ゲノム解析大手BGI、出生前検査で中国軍と協力 複数の国が調査乗り出す=報道
ロイター通信6日付によると、世界5カ国の医療規制当局は、中国ゲノム解析大手、華大基因(BGI)が開発・販売する非侵襲的出生前遺伝学的検査(NIPT)の商品「NIFTY」を調査している。7月、BGIは出生前検査を中国軍と共同開発し、同検査で集めたデータを二次利用し、中国当局に提出する恐れがあると報じられた。

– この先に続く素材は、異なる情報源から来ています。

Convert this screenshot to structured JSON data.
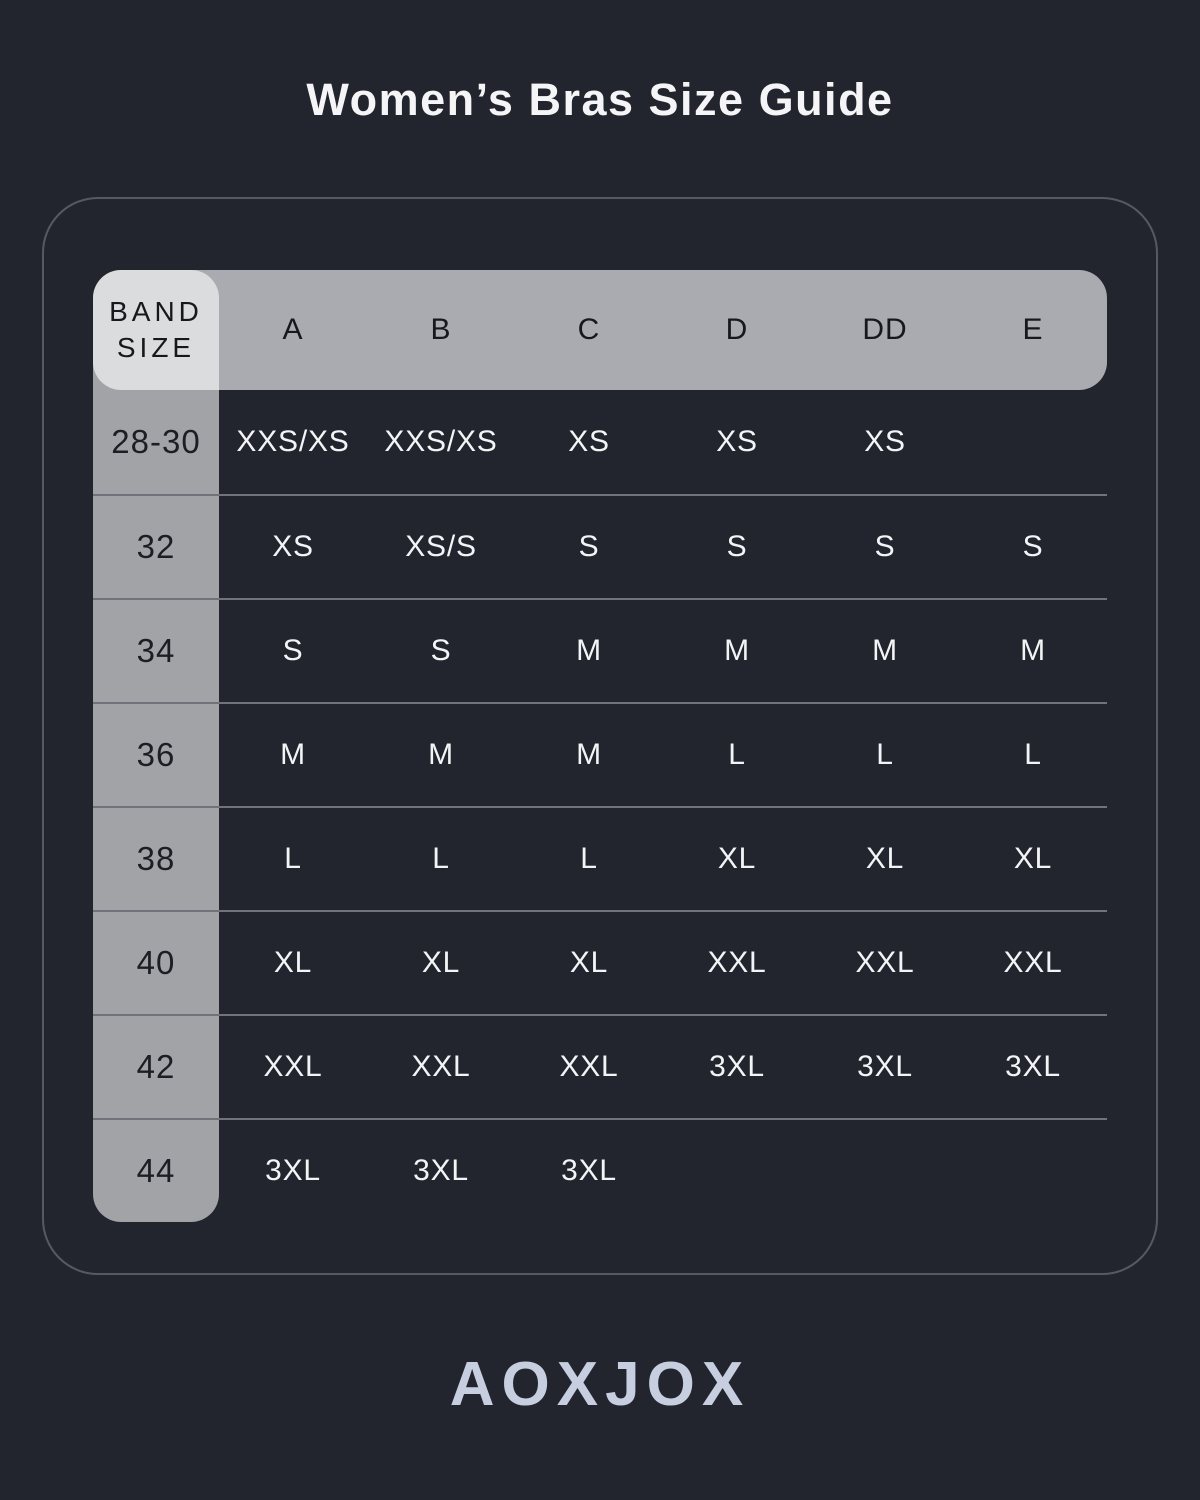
{
  "page_title": "Women’s Bras Size Guide",
  "brand_logo": "AOXJOX",
  "colors": {
    "background": "#23252e",
    "card_border": "#565963",
    "header_row_bg": "#a9abb0",
    "band_column_overlay": "rgba(255,255,255,0.58)",
    "header_text": "#17181d",
    "band_text": "#1c1e24",
    "size_text": "#f3f4f6",
    "row_divider": "#70737c",
    "title_text": "#f5f5f7",
    "logo_text": "#c7cee0"
  },
  "chart_data": {
    "type": "table",
    "title": "Women’s Bras Size Guide",
    "corner_header": {
      "line1": "BAND",
      "line2": "SIZE"
    },
    "columns": [
      "A",
      "B",
      "C",
      "D",
      "DD",
      "E"
    ],
    "rows": [
      {
        "band": "28-30",
        "sizes": [
          "XXS/XS",
          "XXS/XS",
          "XS",
          "XS",
          "XS",
          ""
        ]
      },
      {
        "band": "32",
        "sizes": [
          "XS",
          "XS/S",
          "S",
          "S",
          "S",
          "S"
        ]
      },
      {
        "band": "34",
        "sizes": [
          "S",
          "S",
          "M",
          "M",
          "M",
          "M"
        ]
      },
      {
        "band": "36",
        "sizes": [
          "M",
          "M",
          "M",
          "L",
          "L",
          "L"
        ]
      },
      {
        "band": "38",
        "sizes": [
          "L",
          "L",
          "L",
          "XL",
          "XL",
          "XL"
        ]
      },
      {
        "band": "40",
        "sizes": [
          "XL",
          "XL",
          "XL",
          "XXL",
          "XXL",
          "XXL"
        ]
      },
      {
        "band": "42",
        "sizes": [
          "XXL",
          "XXL",
          "XXL",
          "3XL",
          "3XL",
          "3XL"
        ]
      },
      {
        "band": "44",
        "sizes": [
          "3XL",
          "3XL",
          "3XL",
          "",
          "",
          ""
        ]
      }
    ]
  }
}
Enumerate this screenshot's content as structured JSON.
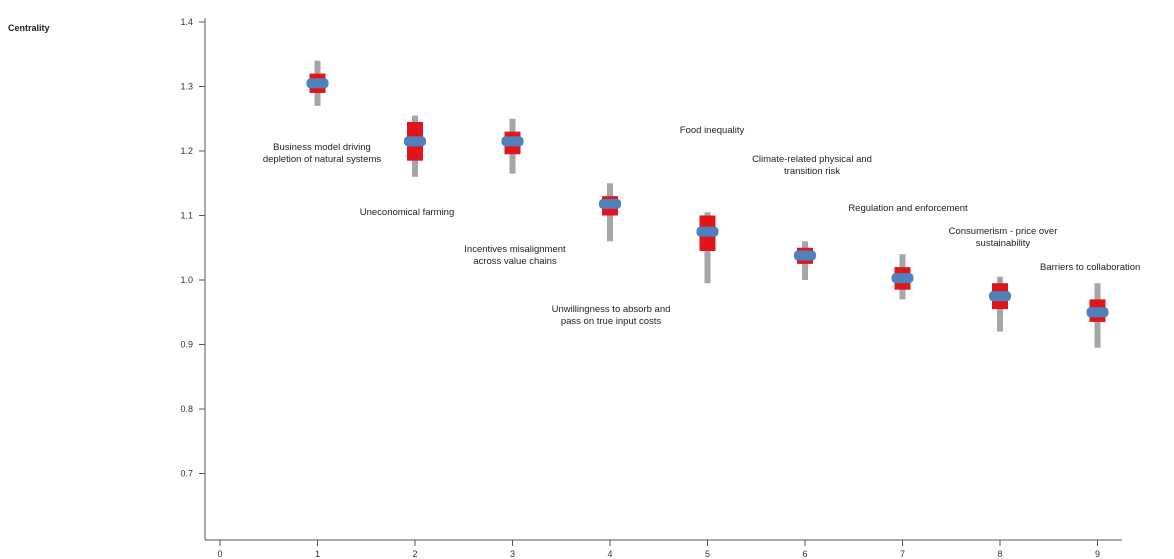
{
  "chart_data": {
    "type": "scatter",
    "title": "",
    "xlabel": "",
    "ylabel": "Centrality",
    "xlim": [
      0,
      9.3
    ],
    "ylim": [
      0.6,
      1.4
    ],
    "x_ticks": [
      "0",
      "1",
      "2",
      "3",
      "4",
      "5",
      "6",
      "7",
      "8",
      "9"
    ],
    "y_ticks": [
      "0.7",
      "0.8",
      "0.9",
      "1.0",
      "1.1",
      "1.2",
      "1.3",
      "1.4"
    ],
    "grid": false,
    "colors": {
      "whisker": "#a6a6a6",
      "interval": "#e0161b",
      "point": "#4f81bd"
    },
    "points": [
      {
        "x": 1,
        "y": 1.305,
        "range": [
          1.27,
          1.34
        ],
        "interval": [
          1.29,
          1.32
        ]
      },
      {
        "x": 2,
        "y": 1.215,
        "range": [
          1.16,
          1.255
        ],
        "interval": [
          1.185,
          1.245
        ]
      },
      {
        "x": 3,
        "y": 1.215,
        "range": [
          1.165,
          1.25
        ],
        "interval": [
          1.195,
          1.23
        ]
      },
      {
        "x": 4,
        "y": 1.118,
        "range": [
          1.06,
          1.15
        ],
        "interval": [
          1.1,
          1.13
        ]
      },
      {
        "x": 5,
        "y": 1.075,
        "range": [
          0.995,
          1.105
        ],
        "interval": [
          1.045,
          1.1
        ]
      },
      {
        "x": 6,
        "y": 1.038,
        "range": [
          1.0,
          1.06
        ],
        "interval": [
          1.025,
          1.05
        ]
      },
      {
        "x": 7,
        "y": 1.003,
        "range": [
          0.97,
          1.04
        ],
        "interval": [
          0.985,
          1.02
        ]
      },
      {
        "x": 8,
        "y": 0.975,
        "range": [
          0.92,
          1.005
        ],
        "interval": [
          0.955,
          0.995
        ]
      },
      {
        "x": 9,
        "y": 0.95,
        "range": [
          0.895,
          0.995
        ],
        "interval": [
          0.935,
          0.97
        ]
      }
    ],
    "annotations": [
      {
        "lines": [
          "Business model driving",
          "depletion of natural systems"
        ]
      },
      {
        "lines": [
          "Uneconomical farming"
        ]
      },
      {
        "lines": [
          "Incentives misalignment",
          "across value chains"
        ]
      },
      {
        "lines": [
          "Unwillingness to absorb and",
          "pass on true input costs"
        ]
      },
      {
        "lines": [
          "Food inequality"
        ]
      },
      {
        "lines": [
          "Climate-related physical and",
          "transition risk"
        ]
      },
      {
        "lines": [
          "Regulation and enforcement"
        ]
      },
      {
        "lines": [
          "Consumerism - price over",
          "sustainability"
        ]
      },
      {
        "lines": [
          "Barriers to collaboration"
        ]
      }
    ]
  }
}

7月の報道を受けて、各国の規制当局は、国民の遺伝子データが他国に送られる場合の規制監督に新たな課題が浮上したとの見方を示した。カナダの当局者は、報道は「非常に機密性の高い」情報に関する重要な問題を提起したとして、現在調査していると明らかにした。欧州のスロベニアとドイツの規制当局は、欧州連合のデータ保護条例に照らして、NIFTYをめぐって調査を進めている。
ドイツ、オーストラリア、エストニア、カナダの規制当局はBGIに対して、女性の遺伝子データを使用する際の透明性を求めている。データが海外に転送されたとしても、BGIとその現地ベンダーがデータのプライバシーを確保するよう呼びかけた。欧州データ保護監督機関(The European Data Protection Supervisor)は、現在状況を監視していると明らかにした。